O senhor se refere às fraudes? 

Gente que não deveria ter recebido porque você não teve controle. Estou dando um exemplo. Temos de voltar a falar sobre eficiência do gasto, sobre as escolhas que a gente faz. Neste momento, temos que olhar e dizer: nós criamos um teto de gastos lá atrás, que foi feito para tornar explícito que vamos ter de fazer escolhas, e nós estamos nos recusando a fazê-las. Quando você se recusa, sabe o que acontece? Você bate no teto, e as escolhas são feitas por você. 

A atuação dos bancos centrais no combate à crise gerada pelo coronavírus foi correta? 

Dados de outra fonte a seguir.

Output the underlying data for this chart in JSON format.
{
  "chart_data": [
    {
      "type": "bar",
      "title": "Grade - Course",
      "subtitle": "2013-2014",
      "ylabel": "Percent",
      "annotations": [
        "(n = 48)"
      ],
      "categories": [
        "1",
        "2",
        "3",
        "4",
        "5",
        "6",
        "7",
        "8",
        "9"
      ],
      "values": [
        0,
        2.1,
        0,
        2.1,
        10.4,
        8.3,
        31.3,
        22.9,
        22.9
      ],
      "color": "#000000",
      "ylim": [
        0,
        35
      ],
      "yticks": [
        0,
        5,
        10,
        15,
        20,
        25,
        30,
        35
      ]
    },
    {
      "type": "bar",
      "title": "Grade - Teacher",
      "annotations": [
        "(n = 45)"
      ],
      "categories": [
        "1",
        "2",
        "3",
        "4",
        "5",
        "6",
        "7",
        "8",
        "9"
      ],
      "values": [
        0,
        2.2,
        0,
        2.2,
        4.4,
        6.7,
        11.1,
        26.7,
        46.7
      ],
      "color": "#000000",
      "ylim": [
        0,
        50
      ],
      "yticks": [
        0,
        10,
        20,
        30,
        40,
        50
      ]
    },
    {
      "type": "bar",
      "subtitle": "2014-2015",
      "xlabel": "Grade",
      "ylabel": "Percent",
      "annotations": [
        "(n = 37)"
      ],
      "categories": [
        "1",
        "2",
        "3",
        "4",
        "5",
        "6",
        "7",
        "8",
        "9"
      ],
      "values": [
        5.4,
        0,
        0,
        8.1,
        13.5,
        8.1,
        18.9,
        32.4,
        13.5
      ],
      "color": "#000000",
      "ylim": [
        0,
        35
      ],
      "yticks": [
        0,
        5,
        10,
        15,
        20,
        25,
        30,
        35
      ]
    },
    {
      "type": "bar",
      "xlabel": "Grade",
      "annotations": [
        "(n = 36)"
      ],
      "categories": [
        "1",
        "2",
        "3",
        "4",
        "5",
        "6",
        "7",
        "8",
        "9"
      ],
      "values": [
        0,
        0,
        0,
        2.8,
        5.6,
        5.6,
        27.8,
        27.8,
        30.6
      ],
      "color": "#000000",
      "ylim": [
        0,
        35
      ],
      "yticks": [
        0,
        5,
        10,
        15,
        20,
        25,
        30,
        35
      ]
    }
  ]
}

Os Bancos Centrais agiram relativamente rápido, deram muita liquidez, deixaram muito dinheiro circular. Mas o problema é que a questão não era liquidez, mas sim uma recessão que gera inadimplência, gente que não poderia se sustentar. A chave da questão no final foi que faltou dinheiro aos mais vulneráveis, e você precisou de auxílios emergenciais dos governos. 

Depois, precisou-se de dinheiro para se chegar às pessoas jurídicas mais vulneráveis, que são as pequenas e médias empresas. Isso demorou para chegar, mas agora, mais para o final, começou a chegar. 

Na questão tributária, o senhor critica o tributo sobre transações digitais. Por quê? 

Está claro que para fazer o que o governo está querendo fazer, que é reduzir alguns impostos sobre a folha de pagamento, estamos falando é de uma nova CPMF. Não sou a favor porque eu vejo a CPMF como um imposto velho, que vai contra a modernidade. Se a cada pagamento instantâneo você tiver de pagar uma CPMF, você na verdade está indo contra (a transação digital). 

O senhor defende o imposto sobre lucros e dividendos? 

O governo tem uma ideia de reduzir o imposto corporativo e subir o imposto sobre dividendos, de modo a equilibrar, mas parece que não é tão simples assim. Acho que isso precisa ser estudado. Mas os especialistas dizem que é muito mais complexo.

Apesar dos avanços nessa questão tecnológica, há uma população desbancarizada, que em tempos de pandemia se tornou mais evidente. Como resolver? A nota de R$ 200 ajuda? 

Vejo um avanço muito grande na quantidade de contas digitais, de aplicativos. Você consegue bancarizar muita gente pelo aplicativo. Ao mesmo tempo, sabemos que isso não atingiu todo o mundo. Temos uma quantidade de invisíveis, de gente que está na informalidade, que novamente na pandemia ficou evidente.

O auxílio emergencial precisou ser dado em dinheiro. E parece que começou a faltar dinheiro vivo. Aí essa nota acabou tendo que ser impressa para dar conta dessa nova demanda daqueles desbancarizados que estão recebendo o auxílio. 

É bom ter uma nota de R$ 200? 

Não é. Ela vai atender essa demanda de todo o mundo que está precisando hoje, mas vai gerar o que a gente não gostaria que ela gerasse: muita gente vai poder usar de maneira fácil essas notas altas para atividades ilegais, e o mundo está caminhando para mais digitalização. Tivemos que dar um passo atrás, neste momento, para continuar avançando na digitalização à frente. 

Há uma má reputação brasileira na área ambiental que pode afugentar investimento externo. Como avalia esse risco? 

A gente sente cada vez mais o investidor no mundo, e também no Brasil, com uma consciência ambiental, social, de gestão. Eles estão preocupados com o que estamos investindo, e isso influencia na decisão de investimento.

Quem ajuda a alocar investimentos, a gerir patrimônios, tem que estar nesse mundo. Para mim, pessoalmente, a questão ambiental é um objetivo nobre. Os investidores olham e mais recentemente tivemos alguns ruídos que levaram essa questão a entrar na ordem do dia.